Cross margining involves taking one trader’s excess margin to another’s so that traders can maximize their capital efficiency and minimize their net settlements. This function is usually supplied by a clearing house or a prime broker. Because it reduces the likelihood of having to liquidate positions at losses, cross margining is considered vital to managing risks through volatility.

Zhou says the firm initially offered cross margining, but it was difficult to maintain given the need to facilitate trades at speed. He says the company may reintroduce it, “But right now our model is successful.”

Bybit is looking to add new contract types, including expiration contracts, in which the owner of a contract can exercise the option, close the position, or let the contract expire (worthless). This is the most common type of contract in the traditional world of futures and options, but in crypto, the perpetual contract (with no expiry date) has been the dominant structure (pioneered by BitMEX).

Crypto margin

Bybit is pure crypto, trading only crypto pairs. To admit fiat-crypto pairs or to expand into crypto-commodity pairs would require a license. This is a long-term possibility but Zhou says intermediate steps are more likely, most likely stablecoins. Bybit could also enter the spot market, so its uers can better hedge their positions, although Zhou wants to make sure the business stays focused on winning the derivatives market.

DigFin asked for his take on Tether, aka USTD, allegedly a stablecoin pegged to the dollar whose backers notoriously refuse to say whether they actually hold the dollars to match the Tether coins they are minting at a furious pace.
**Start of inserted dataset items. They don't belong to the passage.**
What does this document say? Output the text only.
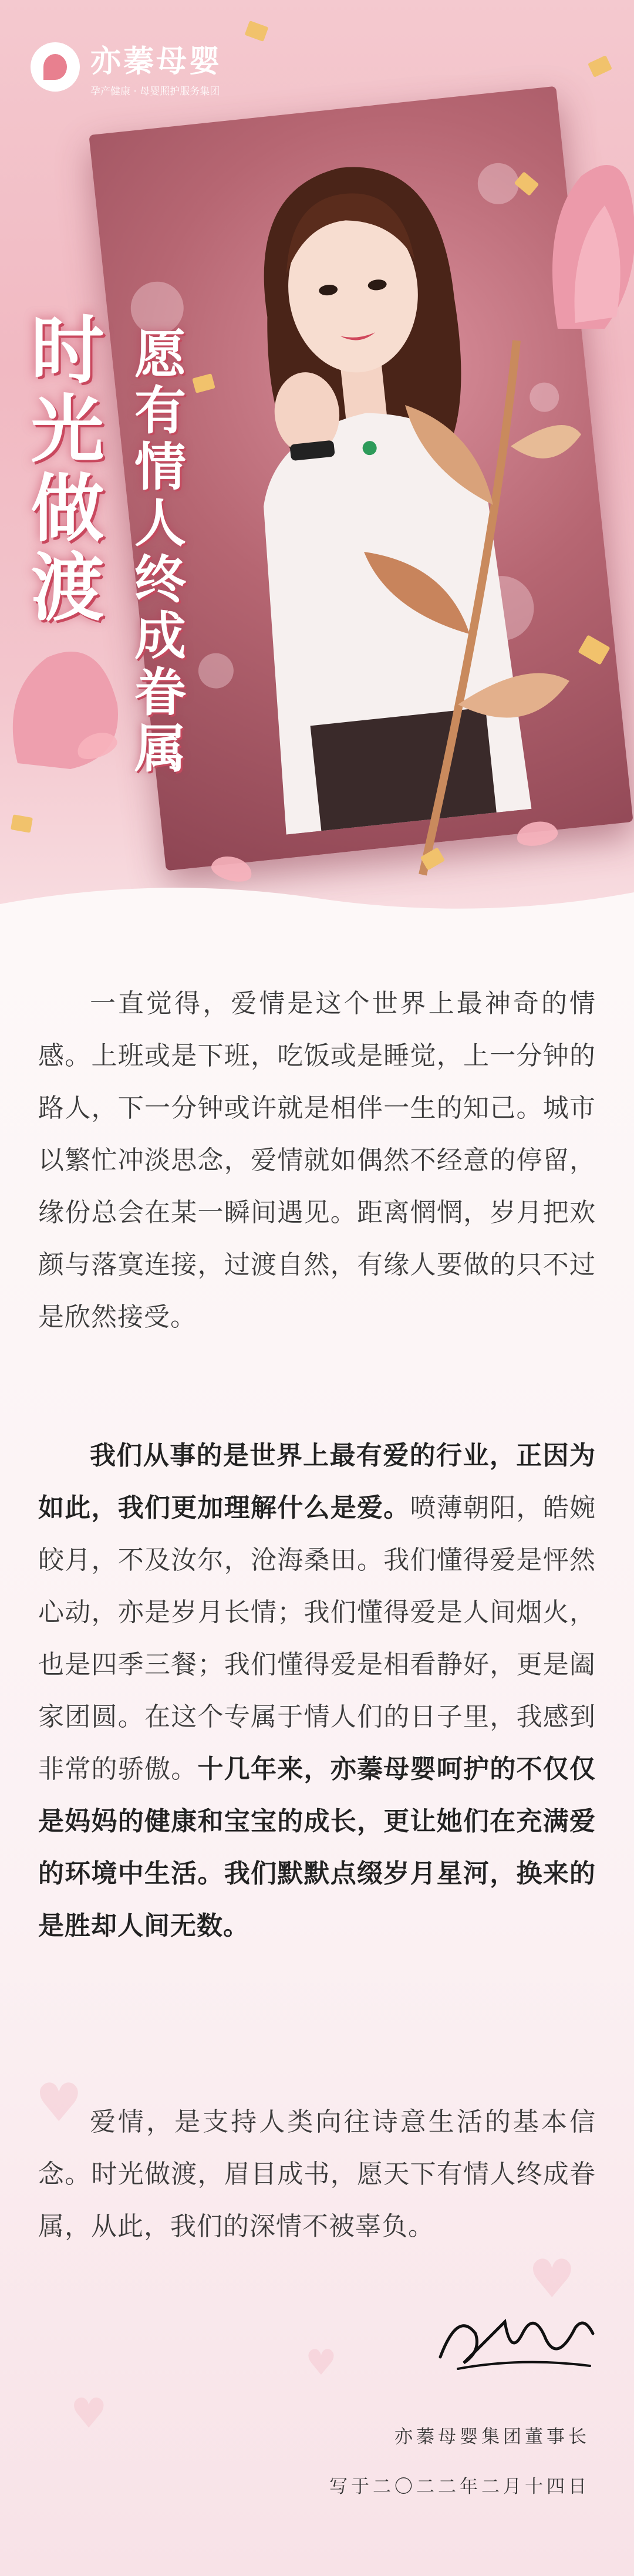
亦蓁母婴
孕产健康 · 母婴照护服务集团
时光做渡
愿有情人终成眷属
♥
♥
♥
♥

一直觉得，爱情是这个世界上最神奇的情感。上班或是下班，吃饭或是睡觉，上一分钟的路人，下一分钟或许就是相伴一生的知己。城市以繁忙冲淡思念，爱情就如偶然不经意的停留，缘份总会在某一瞬间遇见。距离惘惘，岁月把欢颜与落寞连接，过渡自然，有缘人要做的只不过是欣然接受。

我们从事的是世界上最有爱的行业，正因为如此，我们更加理解什么是爱。喷薄朝阳，皓婉皎月，不及汝尔，沧海桑田。我们懂得爱是怦然心动，亦是岁月长情；我们懂得爱是人间烟火，也是四季三餐；我们懂得爱是相看静好，更是阖家团圆。在这个专属于情人们的日子里，我感到非常的骄傲。十几年来，亦蓁母婴呵护的不仅仅是妈妈的健康和宝宝的成长，更让她们在充满爱的环境中生活。我们默默点缀岁月星河，换来的是胜却人间无数。

爱情，是支持人类向往诗意生活的基本信念。时光做渡，眉目成书，愿天下有情人终成眷属，从此，我们的深情不被辜负。

亦蓁母婴集团董事长
写于二〇二二年二月十四日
“Tether is dangerous,” Zhou acknowledges. “It poses a systemic risk. But it’s so popular, and so widely accepted, that the consensus is holding up its value. It’s become a major tool for margin trading.”

Bybit will consider introducing swaps into alternative stablecoins, such as USDC (another dollar-pegged coin that is more transparent in its reserves management) or synthetic collateral tools such as DAI and MakerDAO. These would make for valuable sources of collateral for traders trusting them as margin.

Zhou predicts the crypto market will grow “100 times” over the next 20 to 30 years. “Our job is to provide a derivatives market that works. We may diversify our offering but it has to stay in our product mission.”